Dans cette pièce, comme il le fait souvent, Debussy compose la musique en utilisant un développement sur des motifs plutôt qu'un développement thématique[9]. Fondamentalement, la pièce entière est composée de deux motifs de base. Le premier existant, en trois variations différentes, faisant quatre fragments au total (sans compter les inversions et les transpositions de chacun). Les motifs sont : 1) ré – mi — si ascendant ; 1a) ré – mi – la croissant ; 1b) ré – mi ‑ sol croissant ; 2) mi – do   décroissant. Debussy sature magistralement toute la structure de la pièce avec ces motifs à grande et à petite échelle. Par exemple, le « motif 1 » apparaît au bas des accords de droite sur les 2e, 3e et 4e noires de la mesure 14 (ré – mi – si) et à nouveau dans les trois prochaines noires (ré – mi – si). Ce n'est pas par hasard que le « motif 1b » est entendu sur les temps des 4e, 5e et 6e de noire de la mesure 14 (si – ré – mi). Le motif « 1 » est entendu à une échelle plus large dans les notes de basse (notes entières pointées) aux mesures 1–16, frappant les notes du motif en inversion et transposition sur les temps forts des mesures 1, 15 et 16 (sol – do – si). Les mesures 1 à 15 contiennent également deux occurrences du motif « 2 » (sol à la mesure 1, mi à la mesure 5 ; mi à la mesure 5, do à la mesure 15).
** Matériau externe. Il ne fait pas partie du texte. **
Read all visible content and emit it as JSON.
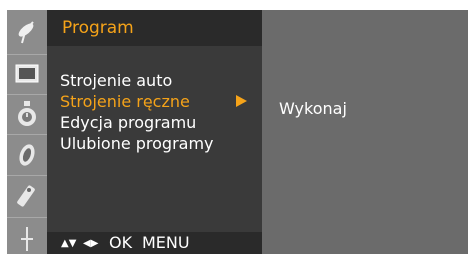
{
  "menu": {
    "title": "Program",
    "items": [
      {
        "label": "Strojenie auto",
        "selected": false
      },
      {
        "label": "Strojenie ręczne",
        "selected": true
      },
      {
        "label": "Edycja programu",
        "selected": false
      },
      {
        "label": "Ulubione programy",
        "selected": false
      }
    ]
  },
  "submenu": {
    "label": "Wykonaj"
  },
  "footer": {
    "ok_label": "OK",
    "menu_label": "MENU"
  },
  "sidebar": {
    "icons": [
      "satellite-dish-icon",
      "screen-icon",
      "clock-icon",
      "option-icon",
      "lock-icon",
      "input-icon"
    ]
  },
  "colors": {
    "accent": "#f5a319",
    "sidebar_bg": "#8c8c8c",
    "panel_bg": "#3a3a3a",
    "bar_bg": "#2a2a2a",
    "sub_bg": "#6b6b6b"
  }
}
Le « motif 1 » est également entendu d'une voix de soprano de la mesure 1-15 : élevé dans les mesures 1, 3 et 5 ; l'octave soprano mi qui se produit 12 fois à partir des mesures 6–13 ; le si élevé aux mesures 14 et 15. Tout au long de cette répétition, transposition et inversion des motifs, les thèmes (phrases plus longues composées de motifs plus petits) restent très statiques, avec seulement un allongement ou un raccourcissement occasionnel tout au long de la pièce : le thème pentatonique dans la mesure 1 (thème 1) se répète aux mesures 3, 5, 14, 15, 16, 17, 84, 85 et avec de légères variations dans les mesures 28–40 et 72–83. Un deuxième thème (thème 2), apparaissant pour la première fois dans les mesures 7 à 13, se répète dans les mesures 47 à 51[10].

Contexte modifier

Ce prélude est un exemple de nombreuses caractéristiques de composition de Debussy. Premièrement, il utilise le développement motivant plutôt que le développement thématique. Après tout, « Debussy se méfiait du développement [thématique] comme méthode de composition »[11]. Deuxièmement, c'est une exploration complète du son d'accord qui englobe toute la gamme du piano, et qui comprend l'un des accords de signature de Debussy (une tierce tonique majeure avec des degrés d'échelle ajoutés aux 2e et 6e)[5]. Troisièmement, il montre l'utilisation par Debussy de l'harmonie parallèle (la section commençant dans la mesure 28, en particulier), qui est définie comme une coloration de la ligne mélodique. Ceci est très différent du simple doublage mélodique, comme les 3èmes de Voiles ou les 5èmes de La Mer, qui ne sont généralement pas entendus seuls sans une figure d'accompagnement significative. L'harmonie parallèle oblige les accords à se comprendre moins avec des racines fonctionnelles, et plus comme des extensions coloristiques de la ligne mélodique[12]. Dans l'ensemble, ce prélude, en tant que représentant des 24 préludes, montre le processus de composition radicale de Debussy vu à la lumière des 200 années précédentes de musique classique et romantique.

Orchestrations modifier

Hommages modifier

Gravure modifier

Le compositeur a « enregistré » l'œuvre grâce à la technique du piano mécanique Welte-Mignon en 1913, Roll no 2738, avec deux autres préludes du premier cahier : Danseuses de Delphes et La Danse de Puck.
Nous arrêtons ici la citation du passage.